Question

What are important questions before starting analysis of 10x scRNA-seq dataset

0

Entering edit mode

3.0 years ago

mi • 0

I am supposed to analyze some 10x chromium single cell gene expression data set in the future.

There will be plenty of time to familiarize with the task and to discuss the matter with experts in the field. I myself have years of experience in genomics/transcriptomics but not with single-cell expression data.

However, I need to evaluate the quality of the data and the amount of work needed for the task in the next days.

So what are the questions you would ask about a 10x chromium single cell gene expression data set before deciding if you take over the task and to see how much work it will be? What to consider?

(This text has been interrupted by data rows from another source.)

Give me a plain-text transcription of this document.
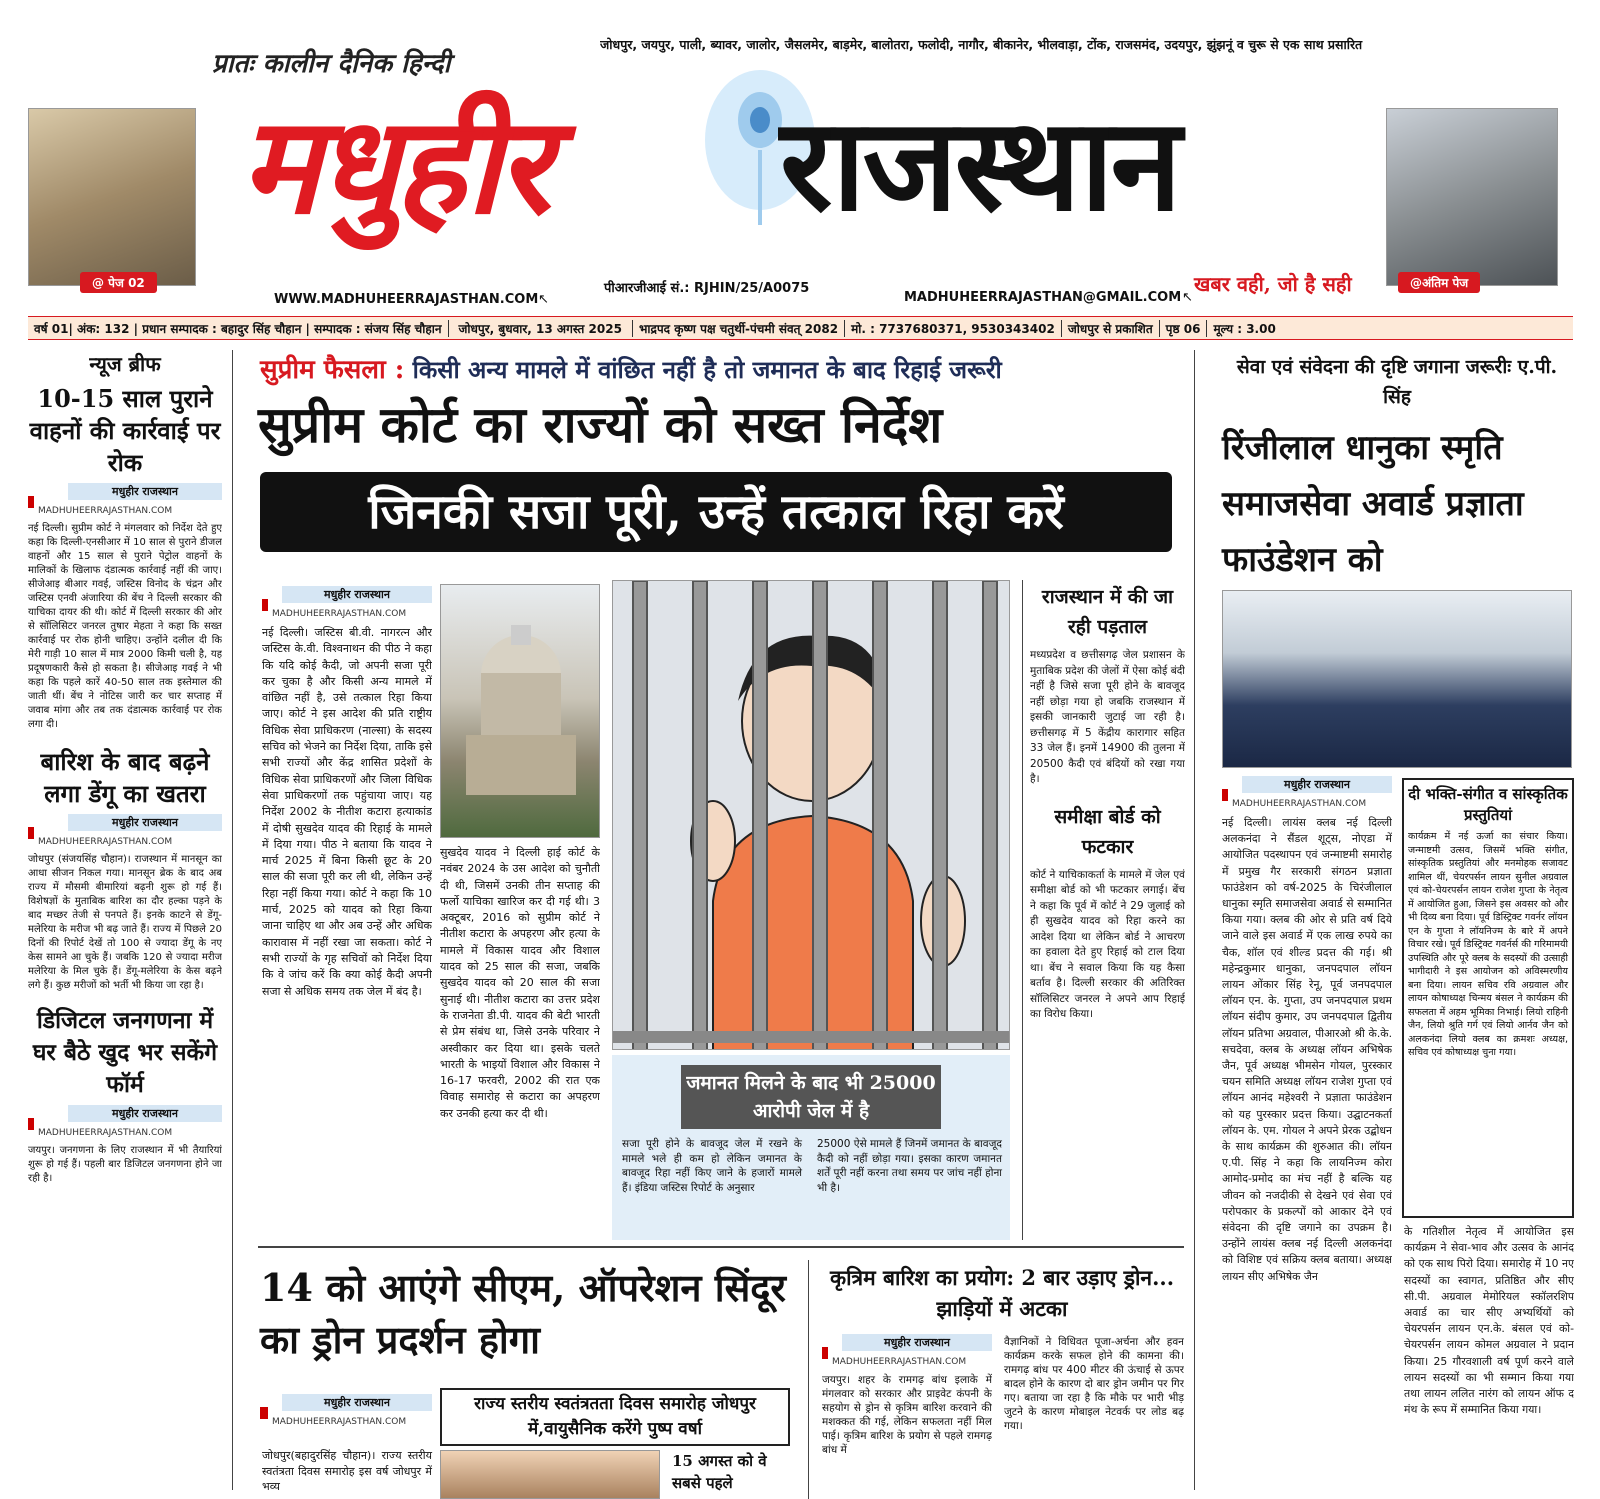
प्रातः कालीन दैनिक हिन्दी
जोधपुर, जयपुर, पाली, ब्यावर, जालोर, जैसलमेर, बाड़मेर, बालोतरा, फलोदी, नागौर, बीकानेर, भीलवाड़ा, टोंक, राजसमंद, उदयपुर, झुंझनूं व चुरू से एक साथ प्रसारित
@ पेज 02
मधुहीर राजस्थान
@अंतिम पेज
पीआरजीआई सं.: RJHIN/25/A0075
WWW.MADHUHEERRAJASTHAN.COM ↖	MADHUHEERRAJASTHAN@GMAIL.COM ↖
खबर वही, जो है सही
वर्ष 01| अंक: 132 | प्रधान सम्पादक : बहादुर सिंह चौहान | सम्पादक : संजय सिंह चौहान	जोधपुर, बुधवार, 13 अगस्त 2025	भाद्रपद कृष्ण पक्ष चतुर्थी-पंचमी संवत् 2082	मो. : 7737680371, 9530343402	जोधपुर से प्रकाशित	पृष्ठ 06	मूल्य : 3.00
न्यूज ब्रीफ
10-15 साल पुराने वाहनों की कार्रवाई पर रोक
मधुहीर राजस्थान
MADHUHEERRAJASTHAN.COM
नई दिल्ली। सुप्रीम कोर्ट ने मंगलवार को निर्देश देते हुए कहा कि दिल्ली-एनसीआर में 10 साल से पुराने डीजल वाहनों और 15 साल से पुराने पेट्रोल वाहनों के मालिकों के खिलाफ दंडात्मक कार्रवाई नहीं की जाए। सीजेआइ बीआर गवई, जस्टिस विनोद के चंद्रन और जस्टिस एनवी अंजारिया की बेंच ने दिल्ली सरकार की याचिका दायर की थी। कोर्ट में दिल्ली सरकार की ओर से सॉलिसिटर जनरल तुषार मेहता ने कहा कि सख्त कार्रवाई पर रोक होनी चाहिए। उन्होंने दलील दी कि मेरी गाड़ी 10 साल में मात्र 2000 किमी चली है, यह प्रदूषणकारी कैसे हो सकता है। सीजेआइ गवई ने भी कहा कि पहले कारें 40-50 साल तक इस्तेमाल की जाती थीं। बेंच ने नोटिस जारी कर चार सप्ताह में जवाब मांगा और तब तक दंडात्मक कार्रवाई पर रोक लगा दी।
बारिश के बाद बढ़ने लगा डेंगू का खतरा
मधुहीर राजस्थान
MADHUHEERRAJASTHAN.COM
जोधपुर (संजयसिंह चौहान)। राजस्थान में मानसून का आधा सीजन निकल गया। मानसून ब्रेक के बाद अब राज्य में मौसमी बीमारियां बढ़नी शुरू हो गई हैं। विशेषज्ञों के मुताबिक बारिश का दौर हल्का पड़ने के बाद मच्छर तेजी से पनपते हैं। इनके काटने से डेंगू-मलेरिया के मरीज भी बढ़ जाते हैं। राज्य में पिछले 20 दिनों की रिपोर्ट देखें तो 100 से ज्यादा डेंगू के नए केस सामने आ चुके हैं। जबकि 120 से ज्यादा मरीज मलेरिया के मिल चुके हैं। डेंगू-मलेरिया के केस बढ़ने लगे हैं। कुछ मरीजों को भर्ती भी किया जा रहा है।
डिजिटल जनगणना में घर बैठे खुद भर सकेंगे फॉर्म
मधुहीर राजस्थान
MADHUHEERRAJASTHAN.COM
जयपुर। जनगणना के लिए राजस्थान में भी तैयारियां शुरू हो गई हैं। पहली बार डिजिटल जनगणना होने जा रही है।
सुप्रीम फैसला : किसी अन्य मामले में वांछित नहीं है तो जमानत के बाद रिहाई जरूरी
सुप्रीम कोर्ट का राज्यों को सख्त निर्देश
जिनकी सजा पूरी, उन्हें तत्काल रिहा करें
मधुहीर राजस्थान
MADHUHEERRAJASTHAN.COM
नई दिल्ली। जस्टिस बी.वी. नागरत्न और जस्टिस के.वी. विश्वनाथन की पीठ ने कहा कि यदि कोई कैदी, जो अपनी सजा पूरी कर चुका है और किसी अन्य मामले में वांछित नहीं है, उसे तत्काल रिहा किया जाए। कोर्ट ने इस आदेश की प्रति राष्ट्रीय विधिक सेवा प्राधिकरण (नाल्सा) के सदस्य सचिव को भेजने का निर्देश दिया, ताकि इसे सभी राज्यों और केंद्र शासित प्रदेशों के विधिक सेवा प्राधिकरणों और जिला विधिक सेवा प्राधिकरणों तक पहुंचाया जाए। यह निर्देश 2002 के नीतीश कटारा हत्याकांड में दोषी सुखदेव यादव की रिहाई के मामले में दिया गया। पीठ ने बताया कि यादव ने मार्च 2025 में बिना किसी छूट के 20 साल की सजा पूरी कर ली थी, लेकिन उन्हें रिहा नहीं किया गया। कोर्ट ने कहा कि 10 मार्च, 2025 को यादव को रिहा किया जाना चाहिए था और अब उन्हें और अधिक कारावास में नहीं रखा जा सकता। कोर्ट ने सभी राज्यों के गृह सचिवों को निर्देश दिया कि वे जांच करें कि क्या कोई कैदी अपनी सजा से अधिक समय तक जेल में बंद है।
सुखदेव यादव ने दिल्ली हाई कोर्ट के नवंबर 2024 के उस आदेश को चुनौती दी थी, जिसमें उनकी तीन सप्ताह की फर्लो याचिका खारिज कर दी गई थी। 3 अक्टूबर, 2016 को सुप्रीम कोर्ट ने नीतीश कटारा के अपहरण और हत्या के मामले में विकास यादव और विशाल यादव को 25 साल की सजा, जबकि सुखदेव यादव को 20 साल की सजा सुनाई थी। नीतीश कटारा का उत्तर प्रदेश के राजनेता डी.पी. यादव की बेटी भारती से प्रेम संबंध था, जिसे उनके परिवार ने अस्वीकार कर दिया था। इसके चलते भारती के भाइयों विशाल और विकास ने 16-17 फरवरी, 2002 की रात एक विवाह समारोह से कटारा का अपहरण कर उनकी हत्या कर दी थी।
जमानत मिलने के बाद भी 25000 आरोपी जेल में है
सजा पूरी होने के बावजूद जेल में रखने के मामले भले ही कम हो लेकिन जमानत के बावजूद रिहा नहीं किए जाने के हजारों मामले हैं। इंडिया जस्टिस रिपोर्ट के अनुसार
25000 ऐसे मामले हैं जिनमें जमानत के बावजूद कैदी को नहीं छोड़ा गया। इसका कारण जमानत शर्तें पूरी नहीं करना तथा समय पर जांच नहीं होना भी है।
राजस्थान में की जा रही पड़ताल
मध्यप्रदेश व छत्तीसगढ़ जेल प्रशासन के मुताबिक प्रदेश की जेलों में ऐसा कोई बंदी नहीं है जिसे सजा पूरी होने के बावजूद नहीं छोड़ा गया हो जबकि राजस्थान में इसकी जानकारी जुटाई जा रही है। छत्तीसगढ़ में 5 केंद्रीय कारागार सहित 33 जेल हैं। इनमें 14900 की तुलना में 20500 कैदी एवं बंदियों को रखा गया है।
समीक्षा बोर्ड को फटकार
कोर्ट ने याचिकाकर्ता के मामले में जेल एवं समीक्षा बोर्ड को भी फटकार लगाई। बेंच ने कहा कि पूर्व में कोर्ट ने 29 जुलाई को ही सुखदेव यादव को रिहा करने का आदेश दिया था लेकिन बोर्ड ने आचरण का हवाला देते हुए रिहाई को टाल दिया था। बेंच ने सवाल किया कि यह कैसा बर्ताव है। दिल्ली सरकार की अतिरिक्त सॉलिसिटर जनरल ने अपने आप रिहाई का विरोध किया।
14 को आएंगे सीएम, ऑपरेशन सिंदूर का ड्रोन प्रदर्शन होगा
मधुहीर राजस्थान
MADHUHEERRAJASTHAN.COM
राज्य स्तरीय स्वतंत्रतता दिवस समारोह जोधपुर में,वायुसैनिक करेंगे पुष्प वर्षा
जोधपुर(बहादुरसिंह चौहान)। राज्य स्तरीय स्वतंत्रता दिवस समारोह इस वर्ष जोधपुर में भव्य
15 अगस्त को वे सबसे पहले
कृत्रिम बारिश का प्रयोग: 2 बार उड़ाए ड्रोन... झाड़ियों में अटका
मधुहीर राजस्थान
MADHUHEERRAJASTHAN.COM
जयपुर। शहर के रामगढ़ बांध इलाके में मंगलवार को सरकार और प्राइवेट कंपनी के सहयोग से ड्रोन से कृत्रिम बारिश करवाने की मशक्कत की गई, लेकिन सफलता नहीं मिल पाई। कृत्रिम बारिश के प्रयोग से पहले रामगढ़ बांध में
वैज्ञानिकों ने विधिवत पूजा-अर्चना और हवन कार्यक्रम करके सफल होने की कामना की। रामगढ़ बांध पर 400 मीटर की ऊंचाई से ऊपर बादल होने के कारण दो बार ड्रोन जमीन पर गिर गए। बताया जा रहा है कि मौके पर भारी भीड़ जुटने के कारण मोबाइल नेटवर्क पर लोड बढ़ गया।
सेवा एवं संवेदना की दृष्टि जगाना जरूरीः ए.पी. सिंह
रिंजीलाल धानुका स्मृति समाजसेवा अवार्ड प्रज्ञाता फाउंडेशन को
मधुहीर राजस्थान
MADHUHEERRAJASTHAN.COM
नई दिल्ली। लायंस क्लब नई दिल्ली अलकनंदा ने सैंडल शूट्स, नोएडा में आयोजित पदस्थापन एवं जन्माष्टमी समारोह में प्रमुख गैर सरकारी संगठन प्रज्ञाता फाउंडेशन को वर्ष-2025 के चिरंजीलाल धानुका स्मृति समाजसेवा अवार्ड से सम्मानित किया गया। क्लब की ओर से प्रति वर्ष दिये जाने वाले इस अवार्ड में एक लाख रुपये का चैक, शॉल एवं शील्ड प्रदत्त की गई। श्री महेन्द्रकुमार धानुका, जनपदपाल लॉयन लायन ओंकार सिंह रेनू, पूर्व जनपदपाल लॉयन एन. के. गुप्ता, उप जनपदपाल प्रथम लॉयन संदीप कुमार, उप जनपदपाल द्वितीय लॉयन प्रतिभा अग्रवाल, पीआरओ श्री के.के. सचदेवा, क्लब के अध्यक्ष लॉयन अभिषेक जैन, पूर्व अध्यक्ष भीमसेन गोयल, पुरस्कार चयन समिति अध्यक्ष लॉयन राजेश गुप्ता एवं लॉयन आनंद महेश्वरी ने प्रज्ञाता फाउंडेशन को यह पुरस्कार प्रदत्त किया। उद्घाटनकर्ता लॉयन के. एम. गोयल ने अपने प्रेरक उद्बोधन के साथ कार्यक्रम की शुरुआत की। लॉयन ए.पी. सिंह ने कहा कि लायनिज्म कोरा आमोद-प्रमोद का मंच नहीं है बल्कि यह जीवन को नजदीकी से देखने एवं सेवा एवं परोपकार के प्रकल्पों को आकार देने एवं संवेदना की दृष्टि जगाने का उपक्रम है। उन्होंने लायंस क्लब नई दिल्ली अलकनंदा को विशिष्ट एवं सक्रिय क्लब बताया। अध्यक्ष लायन सीए अभिषेक जैन
दी भक्ति-संगीत व सांस्कृतिक प्रस्तुतियां
कार्यक्रम में नई ऊर्जा का संचार किया। जन्माष्टमी उत्सव, जिसमें भक्ति संगीत, सांस्कृतिक प्रस्तुतियां और मनमोहक सजावट शामिल थीं, चेयरपर्सन लायन सुनील अग्रवाल एवं को-चेयरपर्सन लायन राजेश गुप्ता के नेतृत्व में आयोजित हुआ, जिसने इस अवसर को और भी दिव्य बना दिया। पूर्व डिस्ट्रिक्ट गवर्नर लॉयन एन के गुप्ता ने लॉयनिज्म के बारे में अपने विचार रखे। पूर्व डिस्ट्रिक्ट गवर्नर्स की गरिमामयी उपस्थिति और पूरे क्लब के सदस्यों की उत्साही भागीदारी ने इस आयोजन को अविस्मरणीय बना दिया। लायन सचिव रवि अग्रवाल और लायन कोषाध्यक्ष चिन्मय बंसल ने कार्यक्रम की सफलता में अहम भूमिका निभाई। लियो राहिनी जैन, लियो श्रुति गर्ग एवं लियो आर्नव जैन को अलकनंदा लियो क्लब का क्रमशः अध्यक्ष, सचिव एवं कोषाध्यक्ष चुना गया।
के गतिशील नेतृत्व में आयोजित इस कार्यक्रम ने सेवा-भाव और उत्सव के आनंद को एक साथ पिरो दिया। समारोह में 10 नए सदस्यों का स्वागत, प्रतिष्ठित और सीए सी.पी. अग्रवाल मेमोरियल स्कॉलरशिप अवार्ड का चार सीए अभ्यर्थियों को चेयरपर्सन लायन एन.के. बंसल एवं को-चेयरपर्सन लायन कोमल अग्रवाल ने प्रदान किया। 25 गौरवशाली वर्ष पूर्ण करने वाले लायन सदस्यों का भी सम्मान किया गया तथा लायन ललित नारंग को लायन ऑफ द मंथ के रूप में सम्मानित किया गया।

10x scRNA-seq • 1.6k views

ADD COMMENT • link updated 3.0 years ago by GenoMax 141k • written 3.0 years ago by mi • 0

score 3 · Answer 1 · 2021-05-12

As with any new analysis expect to spend some time familiarizing yourself with the procedure involved. 10x makes a set of tools available for doing the analysis. You can find them at their support site. I am going to link GEX site but they have other protocols. They also have tutorials and test data you can download.

On open source side of things:

STARsolo (LINK)
alevin-fry (LINK)
OSCA - Orchestrating Single-Cell Analysis with Bioconductor
Seurat (LINK - getting started)

You will likely choose one from 1/2 and 3/4 above. You are going to be spending a few days for sure on learning plus doing the actual analysis. There are many existing threads here to refer to and a few experts who will be able to answer questions.

score 3 · Answer 2 · 2021-05-12

As far as QC goes, you probably want to look at how much of the data is mitochondrial in origin (could indicate dead or lysed cells), look at the distribution of number of genes per cell and UMI counts and maybe run DoubletFinder. You don't say what type of tissue or species, but sometimes HBB/HBA genes from red blood cells can give you a feel for the background (ambient) RNA contamination or "soup" in the data. Or sometimes these will just form a cluster.

Otherwise, I think walking through the appropriate Seurat tutorials might give you some more ideas. If it's "low quality" are you not going to analyze it?

Oh, and make a note of your versions of everything when you start or otherwise find a way to keep software consistent. In my experience, the data analysis on these projects sometimes outlasts new versions of R, Seurat, etc. You don't want the UMAP and clustering to change six months in due to some underlying software update.